The job report generated contains sections for each slurm
job step.
#!/bin/bash
#SBATCH -t 5:00
#SBATCH --nodes=2
srun ./jobreport -o report -- my_command_1
srun ./jobreport -o report -- my_command_2
srun --nodes=1 ./jobreport -o report -- my_command_3 &
srun --nodes=1 ./jobreport -o report -- my_command_4 &
wait
Example with uenv¶
The following example runs a program called burn
that computes repeated matrix multiplications to stress the GPUs.
It was built with, and requires to run the prgenv-gnu.

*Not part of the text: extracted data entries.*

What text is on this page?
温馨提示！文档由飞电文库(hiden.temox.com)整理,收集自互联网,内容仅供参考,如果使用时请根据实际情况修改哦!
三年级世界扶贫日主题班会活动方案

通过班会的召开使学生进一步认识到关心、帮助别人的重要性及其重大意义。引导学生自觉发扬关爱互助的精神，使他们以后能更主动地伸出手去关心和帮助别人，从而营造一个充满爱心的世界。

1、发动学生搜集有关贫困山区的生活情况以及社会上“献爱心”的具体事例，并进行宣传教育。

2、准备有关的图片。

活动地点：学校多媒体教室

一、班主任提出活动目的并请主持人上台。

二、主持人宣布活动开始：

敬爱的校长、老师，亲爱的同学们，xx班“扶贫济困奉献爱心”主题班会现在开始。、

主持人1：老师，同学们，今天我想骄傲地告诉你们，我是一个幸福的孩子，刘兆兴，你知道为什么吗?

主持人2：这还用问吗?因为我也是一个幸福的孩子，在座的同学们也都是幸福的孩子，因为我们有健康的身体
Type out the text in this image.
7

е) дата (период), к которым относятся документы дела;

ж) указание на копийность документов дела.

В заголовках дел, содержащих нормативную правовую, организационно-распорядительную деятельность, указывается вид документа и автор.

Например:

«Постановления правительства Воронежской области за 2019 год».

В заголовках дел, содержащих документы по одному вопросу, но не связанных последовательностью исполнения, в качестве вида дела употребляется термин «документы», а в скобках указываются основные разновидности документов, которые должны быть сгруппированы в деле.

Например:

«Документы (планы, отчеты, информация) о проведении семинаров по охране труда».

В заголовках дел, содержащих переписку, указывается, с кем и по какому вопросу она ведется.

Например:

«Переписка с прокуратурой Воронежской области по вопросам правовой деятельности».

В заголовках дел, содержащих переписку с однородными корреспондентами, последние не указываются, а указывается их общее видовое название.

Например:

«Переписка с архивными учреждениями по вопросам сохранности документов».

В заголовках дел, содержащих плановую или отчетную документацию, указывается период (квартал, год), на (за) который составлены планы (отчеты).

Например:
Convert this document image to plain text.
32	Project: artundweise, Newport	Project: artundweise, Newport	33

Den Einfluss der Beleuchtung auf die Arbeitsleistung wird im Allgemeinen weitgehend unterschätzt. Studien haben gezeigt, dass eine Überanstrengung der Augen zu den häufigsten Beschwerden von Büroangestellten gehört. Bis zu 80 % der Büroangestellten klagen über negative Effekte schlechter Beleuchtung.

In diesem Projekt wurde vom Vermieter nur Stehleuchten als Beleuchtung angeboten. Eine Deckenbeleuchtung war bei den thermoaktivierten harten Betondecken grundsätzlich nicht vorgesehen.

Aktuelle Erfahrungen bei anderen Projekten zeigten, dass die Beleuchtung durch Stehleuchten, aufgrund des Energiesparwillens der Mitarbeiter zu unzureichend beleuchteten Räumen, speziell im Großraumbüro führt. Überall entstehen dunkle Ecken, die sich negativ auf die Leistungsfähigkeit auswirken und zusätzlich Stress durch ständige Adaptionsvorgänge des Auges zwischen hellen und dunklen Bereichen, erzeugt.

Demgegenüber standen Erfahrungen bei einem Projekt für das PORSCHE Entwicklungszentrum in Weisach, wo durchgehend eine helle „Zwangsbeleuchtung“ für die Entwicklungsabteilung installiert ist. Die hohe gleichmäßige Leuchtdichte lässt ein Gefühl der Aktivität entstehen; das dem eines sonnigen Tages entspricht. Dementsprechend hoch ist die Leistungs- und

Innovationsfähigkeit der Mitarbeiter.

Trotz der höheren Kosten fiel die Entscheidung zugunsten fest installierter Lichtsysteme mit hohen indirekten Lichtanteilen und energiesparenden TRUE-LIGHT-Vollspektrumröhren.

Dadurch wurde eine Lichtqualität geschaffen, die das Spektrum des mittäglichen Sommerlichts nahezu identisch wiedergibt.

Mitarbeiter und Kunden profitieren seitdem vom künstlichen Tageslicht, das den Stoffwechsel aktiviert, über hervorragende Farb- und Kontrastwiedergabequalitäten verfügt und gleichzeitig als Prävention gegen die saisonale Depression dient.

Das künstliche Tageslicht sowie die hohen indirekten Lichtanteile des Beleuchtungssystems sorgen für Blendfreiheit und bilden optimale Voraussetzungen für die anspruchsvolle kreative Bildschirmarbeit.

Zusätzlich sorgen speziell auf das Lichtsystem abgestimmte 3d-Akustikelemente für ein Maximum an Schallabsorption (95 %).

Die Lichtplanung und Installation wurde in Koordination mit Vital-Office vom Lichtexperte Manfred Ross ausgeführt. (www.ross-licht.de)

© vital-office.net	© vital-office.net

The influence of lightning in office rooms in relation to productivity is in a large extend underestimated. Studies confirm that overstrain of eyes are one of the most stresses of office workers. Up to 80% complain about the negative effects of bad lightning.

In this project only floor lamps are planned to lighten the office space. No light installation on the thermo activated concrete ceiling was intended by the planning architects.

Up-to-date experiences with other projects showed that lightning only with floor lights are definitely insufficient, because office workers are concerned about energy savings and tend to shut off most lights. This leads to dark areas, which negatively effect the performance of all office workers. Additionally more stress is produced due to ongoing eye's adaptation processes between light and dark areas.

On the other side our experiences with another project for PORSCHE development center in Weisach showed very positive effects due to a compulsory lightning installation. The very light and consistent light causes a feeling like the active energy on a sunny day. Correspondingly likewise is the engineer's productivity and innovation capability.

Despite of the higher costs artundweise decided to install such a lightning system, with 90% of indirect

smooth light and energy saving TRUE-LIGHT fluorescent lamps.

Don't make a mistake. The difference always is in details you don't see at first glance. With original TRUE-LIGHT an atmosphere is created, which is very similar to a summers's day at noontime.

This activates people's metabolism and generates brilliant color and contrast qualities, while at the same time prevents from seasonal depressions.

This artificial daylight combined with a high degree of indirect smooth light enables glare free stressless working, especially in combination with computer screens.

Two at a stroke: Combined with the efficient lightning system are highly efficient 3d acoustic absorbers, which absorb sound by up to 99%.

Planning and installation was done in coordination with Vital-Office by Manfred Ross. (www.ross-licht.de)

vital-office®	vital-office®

$ srun --uenv=prgenv-gnu/24.2:v1 -t 5:00 --nodes=1 --ntasks-per-node=4 --gpus-per-task=1 ${JOBREPORT} -o report -- ./burn --gpu=gemm -d 30
$ ./jobreport print report
Summary of Job Statistics
+-----------------------------------------+-----------------------------------------+
| Job Id | 15923 |
+-----------------------------------------+-----------------------------------------+
| Step Id | 0 |
+-----------------------------------------+-----------------------------------------+
| User | jpcoles |
+-----------------------------------------+-----------------------------------------+
| SLURM Account | unknown_account |
+-----------------------------------------+-----------------------------------------+
| Start Time | 03-07-2024 14:54:48 |
+-----------------------------------------+-----------------------------------------+
| End Time | 03-07-2024 14:55:25 |
+-----------------------------------------+-----------------------------------------+
| Elapsed Time | 36s |
+-----------------------------------------+-----------------------------------------+
| Number of Nodes | 1 |
+-----------------------------------------+-----------------------------------------+
| Number of GPUs | 4 |
+-----------------------------------------+-----------------------------------------+
| Total Energy Consumed | 18.7 Wh |
+-----------------------------------------+-----------------------------------------+
| Average Power Usage | 1.8 kW |
+-----------------------------------------+-----------------------------------------+
| Average SM Utilization | 88% |
+-----------------------------------------+-----------------------------------------+
| Average Memory Utilization | 43% |
+-----------------------------------------+-----------------------------------------+
GPU Specific Values
+---------------+------+------------------+------------------+----------------------+
| Host | GPU | Elapsed | SM Utilization % | Memory Utilization % |
| | | | (avg/min/max) | (avg/min/max) |
+---------------+------+------------------+------------------+----------------------+
| nid007044 | 0 | 36s | 83 / 0 / 100 | 39 / 0 / 50 |
| nid007044 | 0 | 36s | 90 / 0 / 100 | 43 / 0 / 50 |
| nid007044 | 0 | 36s | 90 / 0 / 100 | 43 / 0 / 48 |
| nid007044 | 0 | 36s | 90 / 0 / 100 | 47 / 0 / 54 |
+---------------+------+------------------+------------------+----------------------+
Using jobreport
with other uenvs
jobreport
works with any uenv, not just prgenv-gnu
.
Example with container-engine (CE)¶
Running jobreport
with the container-engine (CE) requires a little more setup to allow the CE to mount the required GPU library paths inside the container.
A script to set up the mount points needs to be placed in ${HOME}/.config/enroot/hooks.d/
.
This can be generated with the jobreport
tool, and by default, the script will be placed in ${HOME}/.config/enroot/hooks.d/cscs_jobreport.sh
.
$ ./jobreport container-hook
Writing enroot hook to "/users/myuser/.config/enroot/hooks.d/cscs_jobreport_dcgm_hook.sh"
Add the following to your container .toml file:
[annotations]
com.hooks.dcgm.enabled = "true"
As indicated by the output, the hook must be added to the container .toml
file.
Once the CE is configured, only the EDF file (here my-edf.toml
) needs to be specified along with a call to jobreport
:
Using jobreport
with other container images
jobreport
works with any container image, as long as the hook is set up and the EDF file has the correct annotation.